High-purity monocrystals of such materials as silicon or germanium are grown in vacuum furnaces according to the Czochralski pulling technique by withdrawing a solidified crystal from a melt under precisely controlled conditions. The growing process is very slow, lasting several hours, during which the growing crystal is gradually lifted into a loading chamber. For example, the finished crystals, which can measure one meter or more in length, are typically grown at rates averaging between three and six centimeters per hour.
After completion of the growing process, the finished crystal remains within an evacuated environment of the loading chamber for several additional hours (e.g., six to nine hours) to cool. The furnace is ordinarily shut down during the cooling cycle (cooldown) to conserve power. After completion of the cooling cycle, the finished crystal is removed through a door in the loading chamber, and the furnace is cleaned and readied for another charge.
The loading chamber together with the top of the furnace is removed for cleaning the furnace interior (i.e., tank). This includes removing and replacing a crucible for containing the melt. Ten to fifteen percent of the original charge of crystal-forming material remains in the crucible; and its solidification during the cooling cycle causes the crucible, which is generally made of quartz, to break. Both the crucible and the scrap crystal-forming material are costly to replace.

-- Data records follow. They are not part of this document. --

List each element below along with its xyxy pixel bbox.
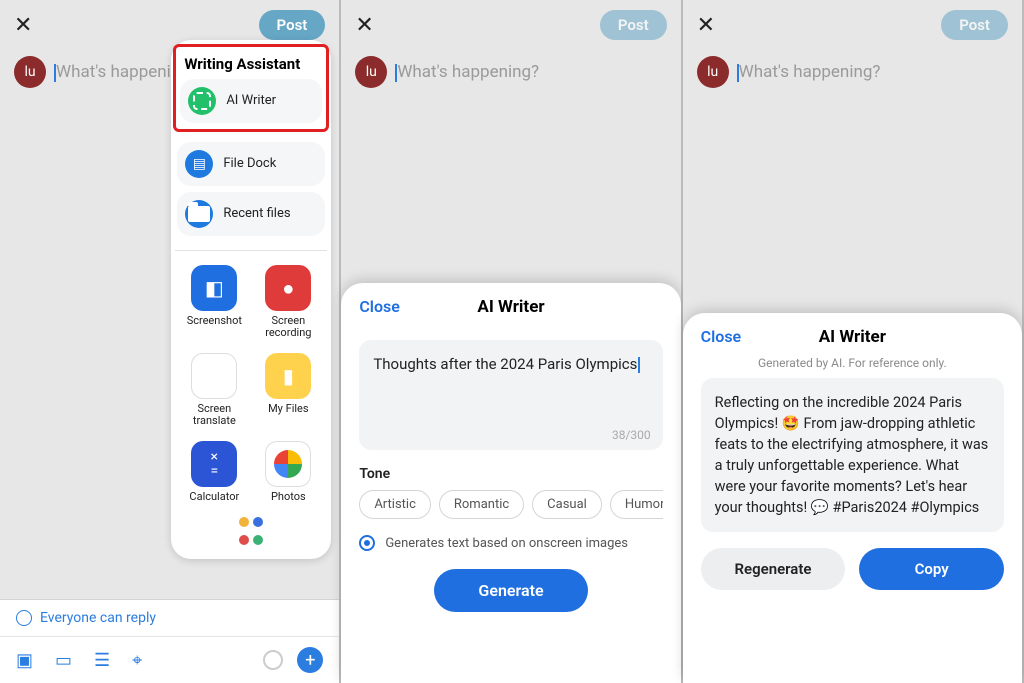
compose-header: ✕ Post xyxy=(683,0,1022,50)
prompt-text: Thoughts after the 2024 Paris Olympics xyxy=(373,355,637,373)
file-dock-item[interactable]: ▤ File Dock xyxy=(177,142,325,186)
ai-writer-item[interactable]: AI Writer xyxy=(180,79,322,123)
compose-input[interactable]: What's happening? xyxy=(739,62,881,82)
tool-label: Screen translate xyxy=(181,403,247,427)
tone-chip-romantic[interactable]: Romantic xyxy=(439,490,524,519)
tool-screenshot[interactable]: ◧ Screenshot xyxy=(181,265,247,339)
photos-icon xyxy=(265,441,311,487)
close-button[interactable]: ✕ xyxy=(697,13,715,38)
image-icon[interactable]: ▣ xyxy=(16,650,33,671)
post-button[interactable]: Post xyxy=(600,10,667,40)
phone-screen-2: ✕ Post lu What's happening? Close AI Wri… xyxy=(341,0,682,683)
screen-recording-icon: ● xyxy=(265,265,311,311)
location-icon[interactable]: ⌖ xyxy=(132,650,142,671)
file-dock-label: File Dock xyxy=(223,157,276,171)
compose-input[interactable]: What's happening? xyxy=(397,62,539,82)
avatar: lu xyxy=(14,56,46,88)
poll-icon[interactable]: ☰ xyxy=(94,650,110,671)
result-actions: Regenerate Copy xyxy=(701,548,1004,590)
app-dots xyxy=(177,509,325,527)
sheet-title: AI Writer xyxy=(701,327,1004,347)
ai-writer-label: AI Writer xyxy=(226,94,276,108)
tone-chip-artistic[interactable]: Artistic xyxy=(359,490,431,519)
reply-scope-label: Everyone can reply xyxy=(40,610,156,626)
highlight-box: Writing Assistant AI Writer xyxy=(173,44,329,132)
recent-files-icon xyxy=(185,200,213,228)
post-button[interactable]: Post xyxy=(941,10,1008,40)
avatar: lu xyxy=(697,56,729,88)
compose-header: ✕ Post xyxy=(341,0,680,50)
generate-button[interactable]: Generate xyxy=(434,569,587,612)
ai-disclaimer: Generated by AI. For reference only. xyxy=(701,356,1004,370)
compose-placeholder: What's happening? xyxy=(397,62,539,82)
recent-files-item[interactable]: Recent files xyxy=(177,192,325,236)
calculator-icon: ×= xyxy=(191,441,237,487)
compose-row: lu What's happening? xyxy=(683,50,1022,94)
char-counter: 38/300 xyxy=(612,428,651,442)
regenerate-button[interactable]: Regenerate xyxy=(701,548,846,590)
post-button[interactable]: Post xyxy=(259,10,326,40)
close-button[interactable]: ✕ xyxy=(355,13,373,38)
compose-placeholder: What's happenin xyxy=(56,62,180,82)
tone-chip-casual[interactable]: Casual xyxy=(532,490,602,519)
gif-icon[interactable]: ▭ xyxy=(55,650,72,671)
tools-grid: ◧ Screenshot ● Screen recording A Screen… xyxy=(177,265,325,503)
tool-label: Screen recording xyxy=(255,315,321,339)
globe-icon xyxy=(16,610,32,626)
avatar: lu xyxy=(355,56,387,88)
tool-label: My Files xyxy=(268,403,308,415)
tone-chips: Artistic Romantic Casual Humorous Em xyxy=(359,490,662,519)
tool-label: Screenshot xyxy=(187,315,242,327)
phone-screen-3: ✕ Post lu What's happening? Close AI Wri… xyxy=(683,0,1024,683)
text-cursor xyxy=(737,64,739,82)
text-cursor xyxy=(54,64,56,82)
onscreen-images-toggle[interactable]: Generates text based on onscreen images xyxy=(359,535,662,551)
text-cursor xyxy=(395,64,397,82)
copy-button[interactable]: Copy xyxy=(859,548,1004,590)
app-dots-2 xyxy=(177,533,325,545)
reply-scope[interactable]: Everyone can reply xyxy=(0,599,339,636)
ai-writer-icon xyxy=(188,87,216,115)
writing-assistant-panel: Writing Assistant AI Writer ▤ File Dock … xyxy=(171,40,331,559)
tone-chip-humorous[interactable]: Humorous xyxy=(610,490,663,519)
tool-calculator[interactable]: ×= Calculator xyxy=(181,441,247,503)
separator xyxy=(175,250,327,251)
text-cursor xyxy=(638,357,640,373)
recent-files-label: Recent files xyxy=(223,207,290,221)
close-button[interactable]: ✕ xyxy=(14,13,32,38)
compose-row: lu What's happening? xyxy=(341,50,680,94)
sheet-title: AI Writer xyxy=(359,297,662,317)
tool-screen-recording[interactable]: ● Screen recording xyxy=(255,265,321,339)
file-dock-icon: ▤ xyxy=(185,150,213,178)
ai-writer-result-sheet: Close AI Writer Generated by AI. For ref… xyxy=(683,313,1022,683)
add-thread-button[interactable]: + xyxy=(297,647,323,673)
screen-translate-icon: A xyxy=(191,353,237,399)
tool-label: Calculator xyxy=(189,491,239,503)
char-counter-ring xyxy=(263,650,283,670)
checkbox-label: Generates text based on onscreen images xyxy=(385,536,628,551)
tool-my-files[interactable]: ▮ My Files xyxy=(255,353,321,427)
my-files-icon: ▮ xyxy=(265,353,311,399)
ai-writer-sheet: Close AI Writer Thoughts after the 2024 … xyxy=(341,283,680,683)
result-text: Reflecting on the incredible 2024 Paris … xyxy=(701,378,1004,532)
tone-label: Tone xyxy=(359,466,662,482)
radio-icon xyxy=(359,535,375,551)
tool-photos[interactable]: Photos xyxy=(255,441,321,503)
compose-placeholder: What's happening? xyxy=(739,62,881,82)
tool-screen-translate[interactable]: A Screen translate xyxy=(181,353,247,427)
prompt-input[interactable]: Thoughts after the 2024 Paris Olympics 3… xyxy=(359,340,662,450)
screenshot-icon: ◧ xyxy=(191,265,237,311)
compose-toolbar: ▣ ▭ ☰ ⌖ + xyxy=(0,636,339,683)
tool-label: Photos xyxy=(271,491,306,503)
panel-title: Writing Assistant xyxy=(180,53,322,79)
phone-screen-1: ✕ Post lu What's happenin Everyone can r… xyxy=(0,0,341,683)
compose-input[interactable]: What's happenin xyxy=(56,62,180,82)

After a new crucible is installed and filled with chunks of crystal-forming material (i.e., a new charge), the top of the furnace is replaced. In the meantime, a seed crystal is suspended within the loading chamber. The refitted furnace and loading chamber are evacuated (pumpdown), and the furnace is powered for melting the charge. The melting cycle (meltdown), which also lasts several hours, is continued until desired thermal conditions have been achieved in the melt for growing another crystal. The actual growing cycle is begun by dipping the seed crystal into the melt and slowly withdrawing the seed crystal from the melt. The melt crystallizes at the seed, and the new crystal grows to dimensions controlled by a rate of pulling the crystal from the melt.

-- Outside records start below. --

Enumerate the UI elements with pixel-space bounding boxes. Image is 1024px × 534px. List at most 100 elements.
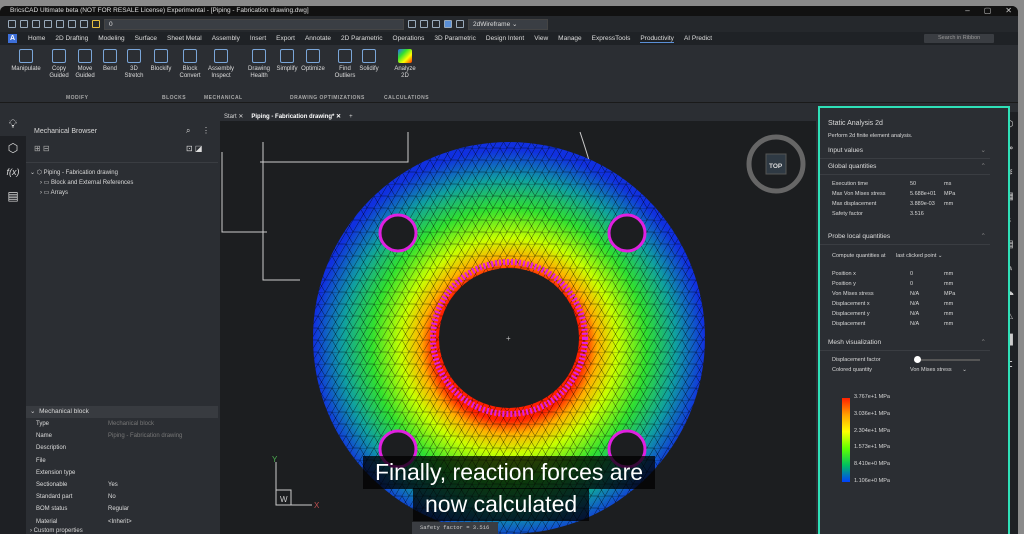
color-legend-bar: [842, 398, 850, 482]
optimize-button[interactable]: Optimize: [300, 49, 326, 73]
custom-properties[interactable]: › Custom properties: [26, 528, 218, 534]
property-row[interactable]: File: [26, 455, 218, 467]
tab-design-intent[interactable]: Design Intent: [486, 35, 524, 43]
quantity-label: Position x: [832, 271, 856, 277]
quantity-value: 50: [910, 181, 917, 187]
section-mesh-visualization[interactable]: Mesh visualization ⌃: [820, 335, 990, 351]
move-guided-button[interactable]: Move Guided: [72, 49, 98, 80]
properties-panel: ⌄ Mechanical block Type Mechanical block N…: [26, 406, 218, 534]
property-row[interactable]: Material <Inherit>: [26, 516, 218, 528]
redo-icon[interactable]: [80, 20, 88, 28]
drawing-health-button[interactable]: Drawing Health: [246, 49, 272, 80]
bend-button[interactable]: Bend: [97, 49, 123, 73]
quantity-unit: mm: [944, 321, 954, 327]
tree-item-references[interactable]: › ▭ Block and External References: [40, 179, 133, 186]
analyze-2d-button[interactable]: Analyze 2D: [392, 49, 418, 80]
minimize-button[interactable]: –: [965, 6, 969, 16]
manipulate-button[interactable]: Manipulate: [8, 49, 44, 73]
ribbon-search[interactable]: Search in Ribbon: [924, 34, 994, 43]
assembly-inspect-button[interactable]: Assembly Inspect: [208, 49, 234, 80]
tab-expresstools[interactable]: ExpressTools: [592, 35, 631, 43]
copy-guided-button[interactable]: Copy Guided: [46, 49, 72, 80]
props-header[interactable]: ⌄ Mechanical block: [26, 406, 218, 418]
tab-surface[interactable]: Surface: [135, 35, 157, 43]
tab-3d-parametric[interactable]: 3D Parametric: [434, 35, 476, 43]
section-probe-local[interactable]: Probe local quantities ⌃: [820, 229, 990, 245]
property-key: Name: [36, 433, 53, 440]
structure-icon[interactable]: ▤: [0, 184, 26, 208]
tree-item-root[interactable]: ⌄ ⬡ Piping - Fabrication drawing: [30, 169, 118, 176]
ribbon-group-label: CALCULATIONS: [384, 95, 430, 101]
tree-item-arrays[interactable]: › ▭ Arrays: [40, 189, 68, 196]
solidify-button[interactable]: Solidify: [356, 49, 382, 73]
print-icon[interactable]: [56, 20, 64, 28]
tree-tool-icon[interactable]: ⊞ ⊟: [34, 144, 50, 153]
tab-home[interactable]: Home: [28, 35, 45, 43]
layer-dropdown[interactable]: 0: [104, 18, 404, 30]
viewcube-label: TOP: [769, 163, 783, 170]
tab-2d-drafting[interactable]: 2D Drafting: [55, 35, 88, 43]
tab-modeling[interactable]: Modeling: [98, 35, 124, 43]
tool-icon[interactable]: [420, 20, 428, 28]
property-row[interactable]: Standard part No: [26, 491, 218, 503]
view-toggle-icon[interactable]: ⊡ ◪: [186, 144, 202, 153]
tab-assembly[interactable]: Assembly: [212, 35, 240, 43]
more-icon[interactable]: ⋮: [202, 126, 210, 135]
property-row[interactable]: Type Mechanical block: [26, 418, 218, 430]
find-outliers-button[interactable]: Find Outliers: [332, 49, 358, 80]
compute-at-dropdown[interactable]: Compute quantities at last clicked point …: [820, 251, 1008, 261]
section-global-quantities[interactable]: Global quantities ⌃: [820, 159, 990, 175]
tab-manage[interactable]: Manage: [558, 35, 582, 43]
displacement-factor-slider[interactable]: [914, 356, 980, 363]
view-icon[interactable]: [444, 20, 452, 28]
tab-sheet-metal[interactable]: Sheet Metal: [167, 35, 202, 43]
ucs-x: X: [314, 501, 320, 510]
maximize-button[interactable]: ▢: [984, 6, 992, 16]
tab-export[interactable]: Export: [276, 35, 295, 43]
section-input-values[interactable]: Input values ⌄: [820, 143, 990, 159]
ucs-w: W: [280, 495, 288, 504]
property-row[interactable]: BOM status Regular: [26, 503, 218, 515]
property-value: Regular: [108, 506, 130, 513]
search-icon[interactable]: ⌕: [186, 126, 190, 136]
function-icon[interactable]: f(x): [0, 160, 26, 184]
tab-2d-parametric[interactable]: 2D Parametric: [341, 35, 383, 43]
close-button[interactable]: ✕: [1005, 6, 1012, 16]
legend-label: 3.036e+1 MPa: [854, 410, 890, 417]
settings-icon[interactable]: [456, 20, 464, 28]
assembly-inspect-icon: [214, 49, 228, 63]
blockify-button[interactable]: Blockify: [148, 49, 174, 73]
new-icon[interactable]: [8, 20, 16, 28]
simplify-button[interactable]: Simplify: [274, 49, 300, 73]
block-convert-button[interactable]: Block Convert: [177, 49, 203, 80]
mechanical-browser-icon[interactable]: ⬡: [0, 136, 26, 160]
tab-operations[interactable]: Operations: [393, 35, 425, 43]
property-row[interactable]: Sectionable Yes: [26, 479, 218, 491]
tab-insert[interactable]: Insert: [250, 35, 266, 43]
colored-quantity-dropdown[interactable]: Colored quantity Von Mises stress ⌄: [820, 365, 1008, 375]
visual-style-dropdown[interactable]: 2dWireframe ⌄: [468, 18, 548, 30]
window-title: BricsCAD Ultimate beta (NOT FOR RESALE L…: [10, 7, 309, 14]
property-row[interactable]: Extension type: [26, 467, 218, 479]
save-as-icon[interactable]: [44, 20, 52, 28]
undo-icon[interactable]: [68, 20, 76, 28]
lightbulb-icon[interactable]: 💡︎: [0, 112, 26, 136]
quantity-label: Safety factor: [832, 211, 863, 217]
tab-productivity[interactable]: Productivity: [640, 35, 674, 43]
static-analysis-panel: Static Analysis 2d Perform 2d finite ele…: [818, 106, 1010, 534]
property-row[interactable]: Name Piping - Fabrication drawing: [26, 430, 218, 442]
open-icon[interactable]: [20, 20, 28, 28]
tab-ai-predict[interactable]: AI Predict: [684, 35, 712, 43]
property-value: <Inherit>: [108, 518, 132, 525]
tab-annotate[interactable]: Annotate: [305, 35, 331, 43]
view-icon[interactable]: [432, 20, 440, 28]
property-row[interactable]: Description: [26, 442, 218, 454]
layer-bulb-icon[interactable]: [92, 20, 100, 28]
quantity-unit: MPa: [944, 191, 956, 197]
quantity-unit: mm: [944, 311, 954, 317]
3d-stretch-button[interactable]: 3D Stretch: [121, 49, 147, 80]
tab-view[interactable]: View: [534, 35, 548, 43]
tool-icon[interactable]: [408, 20, 416, 28]
app-menu-button[interactable]: A: [8, 34, 17, 43]
save-icon[interactable]: [32, 20, 40, 28]
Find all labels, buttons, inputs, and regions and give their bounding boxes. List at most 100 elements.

Nearly one-half of the total processing time is spent on operations other than actual crystal growth. These operations include: cooling (cooldown), cleaning, reloading, evacuating (pumpdown), and melting (meltdown). The consequently large amount of processing time required for each crystal limits the productivity of crystal-forming machines, which are themselves expensive to purchase and maintain.

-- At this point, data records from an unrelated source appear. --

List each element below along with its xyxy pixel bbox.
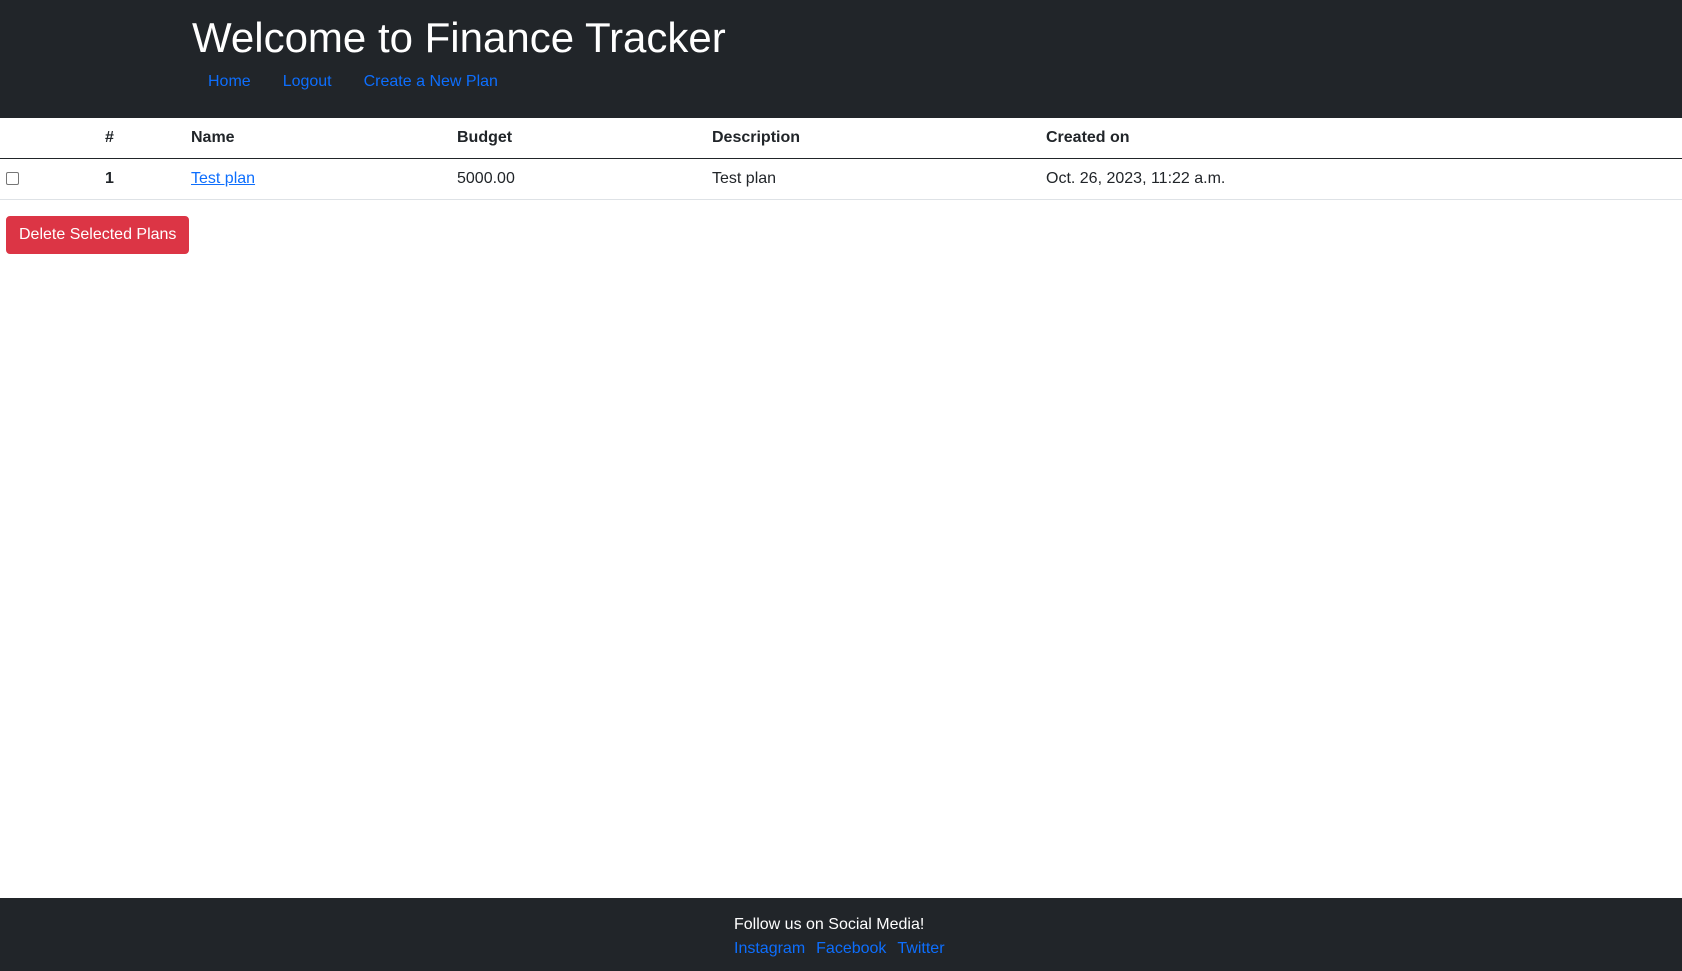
nav-home-link[interactable]: Home [192,70,267,94]
column-header-description: Description [712,118,1046,159]
column-header-number: # [105,118,191,159]
row-select-checkbox[interactable] [6,171,19,185]
site-footer: Follow us on Social Media! Instagram Fac… [0,898,1682,971]
footer-social-links: Instagram Facebook Twitter [734,938,945,960]
footer-social-text: Follow us on Social Media! [734,916,925,933]
nav-logout-link[interactable]: Logout [267,70,348,94]
row-budget: 5000.00 [457,158,712,200]
main-nav: Home Logout Create a New Plan [192,70,514,94]
column-header-budget: Budget [457,118,712,159]
plans-table: # Name Budget Description Created on 1 T… [0,118,1682,200]
instagram-link[interactable]: Instagram [734,938,805,960]
delete-selected-plans-button[interactable]: Delete Selected Plans [6,216,190,254]
page-title: Welcome to Finance Tracker [192,14,726,61]
row-select-cell [0,158,105,200]
table-header-row: # Name Budget Description Created on [0,118,1682,159]
top-header: Welcome to Finance Tracker Home Logout C… [0,0,1682,118]
row-name-cell: Test plan [191,158,457,200]
row-description: Test plan [712,158,1046,200]
column-header-select [0,118,105,159]
column-header-name: Name [191,118,457,159]
nav-create-plan-link[interactable]: Create a New Plan [348,70,514,94]
plan-name-link[interactable]: Test plan [191,170,255,187]
page: Welcome to Finance Tracker Home Logout C… [0,0,1682,971]
footer-content: Follow us on Social Media! Instagram Fac… [734,914,945,960]
row-created-on: Oct. 26, 2023, 11:22 a.m. [1046,158,1682,200]
table-row: 1 Test plan 5000.00 Test plan Oct. 26, 2… [0,158,1682,200]
row-number: 1 [105,158,191,200]
facebook-link[interactable]: Facebook [816,938,886,960]
column-header-created-on: Created on [1046,118,1682,159]
twitter-link[interactable]: Twitter [897,938,944,960]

So-called "continuous" crystal-growing processes shorten the meltdown cycle by using a smaller initial charge and adding crystal-forming material during the crystal-growing process. However, special apparatus required to continuously supply charge to the melt adds more expense than can be saved from the shortened meltdown cycle. Nevertheless, "continuous" processes are used for achieving special crystal quality requirements, such as reduced oxygen content.
"Recharging" crystal-growing processes reuse the crystal and residual melt one or more times by continuously operating the furnace. After the cooled crystal is removed, a recharging device is installed in the loading chamber for gradually adding crystal-forming material to the melt until a full charge is reached. Then, the recharging device is replaced by a suspended seed crystal for starting the crystal growth.
While such "recharging" processes extend crucible life and reduce scrap of crystal-forming material, the savings is offset by the additional cost of operating the furnace throughout the cooling cycle of the crystal. Also, crucibles deteriorate with exposure to such high temperatures and add contamination to the melt. For example, heated quartz crucibles slowly dissolve in the presence of a silicon charge releasing silicon monoxide into the melt. The continuous dissolution of crucibles during such "recharging" processes diminishes crystal quality and limits the number of times the crucibles can be reused.
Crystal-growing machines are installed in clean rooms to limit contamination of high-purity crystals from air-borne particles, especially metal particles. The contaminants enter the crystal-forming material from brief exposure to ambient air while the machines are opened for cleaning and reloading. Market demands for larger diameter crystals (e.g., 200 mm-300 mm) increase problems with maintaining clean room environments. Larger machines require more space, which is more difficult to keep clean; and heavier duty lifting systems generate more contamination.